ModelBest released BitCPM-CANN, the first 1.58-bit ternary LLM trained end-to-end on Ascend 910B NPUs. The model uses 6× less VRAM than BF16 while retaining most capability, in 4 open-source sizes.
Key facts
- First 1.58-bit ternary LLM on Ascend 910B NPUs.
- 6× less VRAM than BF16.
- 4 model sizes, fully open-source.
- Weights stored as -1, 0, or +1 (2 bits each).
- Based on BitNet b1.58 (Wang et al. 2024).
ModelBest released BitCPM-CANN, the first 1.58-bit ternary LLM trained end-to-end on Ascend 910B NPUs, according to a post by @hasantoxr on X. The model uses 6× less VRAM than BF16 while retaining the vast majority of capability, and comes in 4 model sizes, all fully open-source.

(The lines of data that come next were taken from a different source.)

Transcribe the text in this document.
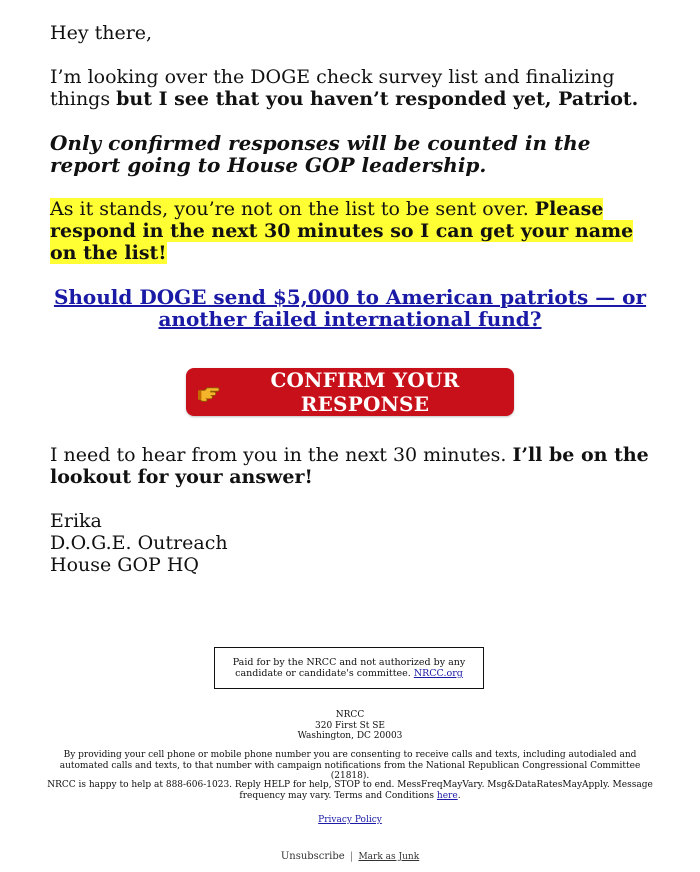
Hey there,
I’m looking over the DOGE check survey list and finalizing things but I see that you haven’t responded yet, Patriot.
Only confirmed responses will be counted in the report going to House GOP leadership.
As it stands, you’re not on the list to be sent over. Please respond in the next 30 minutes so I can get your name on the list!
Should DOGE send $5,000 to American patriots — or another failed international fund?
CONFIRM YOUR RESPONSE
I need to hear from you in the next 30 minutes. I’ll be on the lookout for your answer!
Erika
D.O.G.E. Outreach
House GOP HQ
Paid for by the NRCC and not authorized by any candidate or candidate's committee. NRCC.org
NRCC
320 First St SE
Washington, DC 20003
By providing your cell phone or mobile phone number you are consenting to receive calls and texts, including autodialed and automated calls and texts, to that number with campaign notifications from the National Republican Congressional Committee (21818).
NRCC is happy to help at 888-606-1023. Reply HELP for help, STOP to end. MessFreqMayVary. Msg&DataRatesMayApply. Message frequency may vary. Terms and Conditions here.
Privacy Policy
Unsubscribe | Mark as Junk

The 1.58-bit ternary format means each weight is stored as one of three values: -1, 0, or +1, requiring only two bits per parameter. This is an extension of the BitNet b1.58 concept proposed by Wang et al. (2024), which showed that ternary weights can match FP16 performance on language tasks with drastically reduced memory and compute. ModelBest's implementation is the first to train such a model end-to-end on Ascend NPUs, not just quantize a pre-trained model.
Why this matters
The unique angle here is that BitCPM-CANN's training on Ascend 910B NPUs marks a departure from the Nvidia GPU-dominated LLM training landscape. The Ascend 910B, developed by Huawei, is a Chinese AI accelerator that has been subject to US export restrictions. By demonstrating a competitive LLM trained entirely on domestic hardware, ModelBest signals a potential decoupling of Chinese AI development from Western supply chains. The 6× VRAM reduction also makes the model viable on less powerful hardware, lowering the barrier for inference on edge devices.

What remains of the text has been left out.